During an in-person appearance at the Atlantic Council think tank in Washington, Esper said the more eastward the U.S. can pivot its personnel and assets, the better job it can do of safeguarding its allies and partners from the Russian threat.
“It’s common sense,” Esper said. “You don’t need to be Napoleon or MacArthur to look at the map and realize that the further east you are, the more reassurance you could provide for those allies and partners on the frontlines—whether it’s in the northeast, it’s the Baltic states, Poland, just due east of Germany, or in Bulgaria and Romania in the southeast along the Black Sea.”
According to Esper, this “strategic” force movement will also help the U.S. tackle “the time-distance challenges” in case Russian forces undertake “some type of really aggressive action.”
The shift away from Germany also will help the U.S. make good on its “five key principles” of fortifying the NATO alliance, boosting “U.S. strategic flexibility and European Command operational flexibility,” and reassuring allies, all while looking out for U.S. troops and their families, Esper said.
U.S. Air Forces in Europe-Air Forces Africa boss Gen. Jeffrey L. Harrigian said in September the reposturing was still in planning stages.
The Secretary also spoke to “a real opportunity” to base at least portions of the U.S. Army’s 2nd Cavalry Regiment in Poland—a possibility he said the would-be host country wants and that the U.S. believes is logical—and the potential for stationing a forward element of the Army’s V Corps within Polish borders, as well.
“But we also need to look at the Baltics and the Black Sea region to make sure that we’re meeting those five imperatives along the …frontline trace, if you will, of where we sit vis-a-vis Russia,” he said.
In a similar vein, Esper said the National Guard Bureau’s State Partnership Program, which was created in 1993 to cultivate bonds “with former Soviet Bloc nations,” needs to prioritize “frontline and emerging partner nations to compete with China and Russia.” For this reason, he said, the department will carry out “an independent, strategic” assessment of all current partnerships to help it identify efficiencies and make the overall program more effective.
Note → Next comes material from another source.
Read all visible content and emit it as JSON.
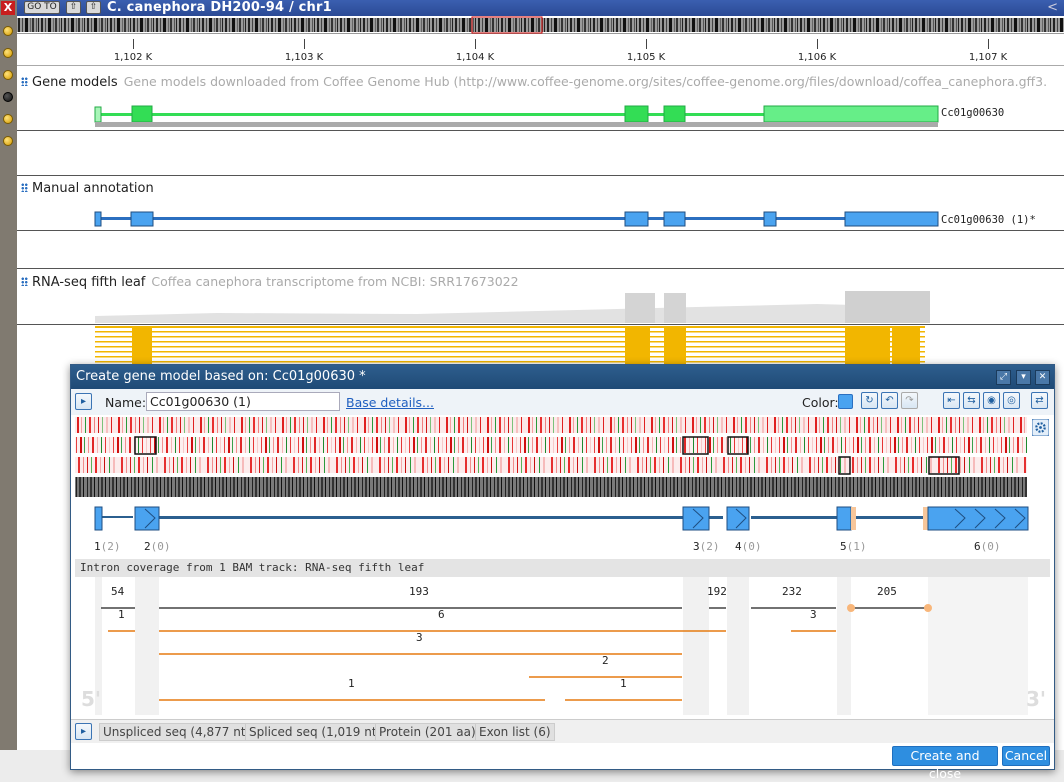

DOD is also exploring how it might be able to scale-up the State Partnership Program, he said. While the endeavor currently boasts a portfolio of 82 partnerships with four new ones pending, Esper aims to bring the grand total to 94 “by the end of 2025.” The Pentagon wants to do this by boosting funding and making it “more consistent and predictable,” but Esper said that will require Congressional help.